From: Björn Töpel <bjorn.topel@intel.com>

In commit 613f050d68a8 ("perf probe: Fix to probe on gcc generated
functions in modules"), the offset from symbol is, incorrectly, added
to the trace point address.
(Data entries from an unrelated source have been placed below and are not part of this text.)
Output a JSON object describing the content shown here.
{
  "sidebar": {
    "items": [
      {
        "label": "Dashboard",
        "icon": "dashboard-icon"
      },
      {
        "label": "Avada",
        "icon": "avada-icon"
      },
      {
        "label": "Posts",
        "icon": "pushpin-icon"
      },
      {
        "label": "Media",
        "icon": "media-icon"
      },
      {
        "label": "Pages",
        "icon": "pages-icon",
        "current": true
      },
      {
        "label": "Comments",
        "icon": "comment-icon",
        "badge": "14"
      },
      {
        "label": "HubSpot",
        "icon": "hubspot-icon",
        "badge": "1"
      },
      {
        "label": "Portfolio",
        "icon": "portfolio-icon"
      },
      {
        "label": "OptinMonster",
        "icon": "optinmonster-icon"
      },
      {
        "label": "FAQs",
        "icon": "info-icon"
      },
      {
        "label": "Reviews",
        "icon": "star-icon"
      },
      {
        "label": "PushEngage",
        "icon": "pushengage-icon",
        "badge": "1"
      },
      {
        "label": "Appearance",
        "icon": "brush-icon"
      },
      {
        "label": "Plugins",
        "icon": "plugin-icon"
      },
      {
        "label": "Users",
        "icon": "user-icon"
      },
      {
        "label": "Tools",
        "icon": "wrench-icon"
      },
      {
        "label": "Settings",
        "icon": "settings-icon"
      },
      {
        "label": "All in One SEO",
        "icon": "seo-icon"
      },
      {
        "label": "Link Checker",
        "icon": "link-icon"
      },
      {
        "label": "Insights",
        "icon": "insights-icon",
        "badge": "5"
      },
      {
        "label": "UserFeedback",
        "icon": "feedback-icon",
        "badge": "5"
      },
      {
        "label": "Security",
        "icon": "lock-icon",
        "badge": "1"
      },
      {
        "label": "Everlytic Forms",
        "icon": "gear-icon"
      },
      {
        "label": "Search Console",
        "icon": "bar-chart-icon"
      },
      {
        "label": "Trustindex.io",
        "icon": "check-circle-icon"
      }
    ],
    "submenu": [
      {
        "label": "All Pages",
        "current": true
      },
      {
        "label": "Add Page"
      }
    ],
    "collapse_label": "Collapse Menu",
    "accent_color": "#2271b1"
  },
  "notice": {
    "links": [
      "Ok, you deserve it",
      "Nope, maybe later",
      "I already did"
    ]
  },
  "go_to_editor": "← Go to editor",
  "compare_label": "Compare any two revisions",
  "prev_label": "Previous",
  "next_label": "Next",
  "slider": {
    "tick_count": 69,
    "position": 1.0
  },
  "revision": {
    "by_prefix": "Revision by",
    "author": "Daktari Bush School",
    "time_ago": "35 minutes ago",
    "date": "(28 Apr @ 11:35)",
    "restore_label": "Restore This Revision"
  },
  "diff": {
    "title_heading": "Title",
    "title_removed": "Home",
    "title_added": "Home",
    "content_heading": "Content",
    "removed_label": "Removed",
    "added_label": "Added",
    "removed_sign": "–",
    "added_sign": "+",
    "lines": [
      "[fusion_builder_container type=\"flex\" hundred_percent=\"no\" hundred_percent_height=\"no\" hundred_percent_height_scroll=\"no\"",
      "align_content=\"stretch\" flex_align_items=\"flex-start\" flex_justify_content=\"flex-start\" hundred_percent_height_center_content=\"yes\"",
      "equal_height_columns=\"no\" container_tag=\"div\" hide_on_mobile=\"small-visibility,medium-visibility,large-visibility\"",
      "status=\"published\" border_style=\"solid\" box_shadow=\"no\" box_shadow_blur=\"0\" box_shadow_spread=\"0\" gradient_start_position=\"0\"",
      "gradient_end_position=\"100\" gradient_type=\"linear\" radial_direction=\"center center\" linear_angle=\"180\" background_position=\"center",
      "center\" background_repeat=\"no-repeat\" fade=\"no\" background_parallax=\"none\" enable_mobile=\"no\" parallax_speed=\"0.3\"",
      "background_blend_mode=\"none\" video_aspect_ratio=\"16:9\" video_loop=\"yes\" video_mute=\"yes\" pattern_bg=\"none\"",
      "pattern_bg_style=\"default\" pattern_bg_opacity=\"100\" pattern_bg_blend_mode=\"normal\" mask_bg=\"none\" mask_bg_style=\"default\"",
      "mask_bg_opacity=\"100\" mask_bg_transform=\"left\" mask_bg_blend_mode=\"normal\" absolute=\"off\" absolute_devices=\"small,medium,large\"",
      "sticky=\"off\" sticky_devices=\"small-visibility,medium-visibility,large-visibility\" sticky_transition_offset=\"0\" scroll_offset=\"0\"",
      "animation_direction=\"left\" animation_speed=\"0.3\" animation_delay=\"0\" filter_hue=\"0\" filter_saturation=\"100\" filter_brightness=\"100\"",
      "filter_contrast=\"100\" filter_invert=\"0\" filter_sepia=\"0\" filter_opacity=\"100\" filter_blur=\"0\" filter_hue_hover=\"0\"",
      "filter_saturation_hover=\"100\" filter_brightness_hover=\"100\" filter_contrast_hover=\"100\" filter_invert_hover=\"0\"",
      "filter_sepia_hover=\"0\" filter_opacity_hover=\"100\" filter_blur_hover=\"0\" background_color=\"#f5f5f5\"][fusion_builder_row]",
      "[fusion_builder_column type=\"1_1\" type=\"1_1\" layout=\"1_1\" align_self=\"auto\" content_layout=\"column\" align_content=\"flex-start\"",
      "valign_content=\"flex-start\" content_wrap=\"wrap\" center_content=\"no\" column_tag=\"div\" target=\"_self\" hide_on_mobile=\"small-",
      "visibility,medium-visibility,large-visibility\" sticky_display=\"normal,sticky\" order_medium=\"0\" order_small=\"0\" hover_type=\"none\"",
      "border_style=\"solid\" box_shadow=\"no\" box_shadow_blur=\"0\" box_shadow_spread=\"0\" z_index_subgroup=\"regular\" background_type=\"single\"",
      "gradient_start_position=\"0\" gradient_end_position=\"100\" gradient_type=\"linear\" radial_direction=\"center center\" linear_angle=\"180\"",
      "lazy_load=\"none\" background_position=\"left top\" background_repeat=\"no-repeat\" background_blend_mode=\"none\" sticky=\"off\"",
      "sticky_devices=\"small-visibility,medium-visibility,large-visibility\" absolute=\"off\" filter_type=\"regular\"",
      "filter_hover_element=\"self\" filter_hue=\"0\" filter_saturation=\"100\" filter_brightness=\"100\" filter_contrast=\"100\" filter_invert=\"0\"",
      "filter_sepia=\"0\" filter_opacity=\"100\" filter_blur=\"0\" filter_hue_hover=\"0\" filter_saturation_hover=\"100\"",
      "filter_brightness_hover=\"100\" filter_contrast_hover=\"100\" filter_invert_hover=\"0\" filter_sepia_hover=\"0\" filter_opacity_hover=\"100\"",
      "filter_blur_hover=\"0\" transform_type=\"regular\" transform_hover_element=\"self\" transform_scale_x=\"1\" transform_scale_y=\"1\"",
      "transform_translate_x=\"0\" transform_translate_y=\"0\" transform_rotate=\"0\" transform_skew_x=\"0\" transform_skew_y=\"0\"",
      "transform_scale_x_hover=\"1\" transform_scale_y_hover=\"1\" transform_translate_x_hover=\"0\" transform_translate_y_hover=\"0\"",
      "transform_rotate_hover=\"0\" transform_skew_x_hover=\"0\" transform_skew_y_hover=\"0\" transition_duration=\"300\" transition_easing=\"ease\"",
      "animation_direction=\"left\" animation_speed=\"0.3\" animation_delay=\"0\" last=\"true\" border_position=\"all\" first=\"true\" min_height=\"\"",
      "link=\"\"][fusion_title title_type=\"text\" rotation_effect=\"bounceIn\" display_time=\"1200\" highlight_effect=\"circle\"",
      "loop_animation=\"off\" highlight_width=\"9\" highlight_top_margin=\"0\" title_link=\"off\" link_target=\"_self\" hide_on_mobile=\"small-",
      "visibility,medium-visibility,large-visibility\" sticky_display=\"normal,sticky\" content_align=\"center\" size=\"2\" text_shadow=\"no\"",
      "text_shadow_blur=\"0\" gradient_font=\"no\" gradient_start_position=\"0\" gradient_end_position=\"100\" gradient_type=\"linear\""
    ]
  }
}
This leads to incorrect probe trace points
for inlined functions and when using relative line number on symbols.

Prior this patch:
  $ perf probe -m nf_nat -D in_range
  p:probe/in_range nf_nat:in_range.isra.9+0
  $ perf probe -m i40e -D i40e_clean_rx_irq
  p:probe/i40e_clean_rx_irq i40e:i40e_napi_poll+2212
  $ perf probe -m i40e -D i40e_clean_rx_irq:16
  p:probe/i40e_clean_rx_irq i40e:i40e_lan_xmit_frame+626

After:
  $ perf probe -m nf_nat -D in_range
  p:probe/in_range nf_nat:in_range.isra.9+0
  $ perf probe -m i40e -D i40e_clean_rx_irq
  p:probe/i40e_clean_rx_irq i40e:i40e_napi_poll+1106
  $ perf probe -m i40e -D i40e_clean_rx_irq:16
  p:probe/i40e_clean_rx_irq i40e:i40e_napi_poll+2665

Committer testing:

Using 'pfunct', a tool found in the 'dwarves' package [1], one can ask what are
the functions that while not being explicitely marked as inline, were inlined
by the compiler:

  # pfunct --cc_inlined /lib/modules/4.12.0-rc4+/kernel/drivers/net/ethernet/intel/e1000e/e1000e.ko | head
  __ew32
  e1000_regdump
  e1000e_dump_ps_pages
  e1000_desc_unused
  e1000e_systim_to_hwtstamp
  e1000e_rx_hwtstamp
  e1000e_update_rdt_wa
  e1000e_update_tdt_wa
  e1000_put_txbuf
  e1000_consume_page

Then ask 'perf probe' to produce the kprobe_tracer probe definitions for two of
them:

  # perf probe -m e1000e -D e1000e_rx_hwtstamp
  p:probe/e1000e_rx_hwtstamp e1000e:e1000_receive_skb+74

  # perf probe -m e1000e -D e1000_consume_page
  p:probe/e1000_consume_page e1000e:e1000_clean_jumbo_rx_irq+876
  p:probe/e1000_consume_page_1 e1000e:e1000_clean_jumbo_rx_irq+1506
  p:probe/e1000_consume_page_2 e1000e:e1000_clean_rx_irq_ps+1074

Now lets concentrate on the 'e1000_consume_page' one, that was inlined twice in
e1000_clean_jumbo_rx_irq(), lets see what readelf says about the DWARF tags for
that function:

  $ readelf -wi /lib/modules/4.12.0-rc4+/kernel/drivers/net/ethernet/intel/e1000e/e1000e.ko
  <SNIP>
  <1><13e27b>: Abbrev Number: 121 (DW_TAG_subprogram)
    <13e27c>   DW_AT_name        : (indirect string, offset: 0xa8945): e1000_clean_jumbo_rx_irq
    <13e287>   DW_AT_low_pc      : 0x17a30
  <3><13e6ef>: Abbrev Number: 119 (DW_TAG_inlined_subroutine)
    <13e6f0>   DW_AT_abstract_origin: <0x13ed2c>
    <13e6f4>   DW_AT_low_pc      : 0x17be6
  <SNIP>
  <1><13ed2c>: Abbrev Number: 142 (DW_TAG_subprogram)
     <13ed2e>   DW_AT_name        : (indirect string, offset: 0xa54c3): e1000_consume_page

So, the first time in e1000_clean_jumbo_rx_irq() where e1000_consume_page() is
inlined is at PC 0x17be6, which subtracted from e1000_clean_jumbo_rx_irq()'s
address, gives us the offset we should use in the probe definition:

  0x17be6 - 0x17a30 = 438

but above we have 876, which is twice as much.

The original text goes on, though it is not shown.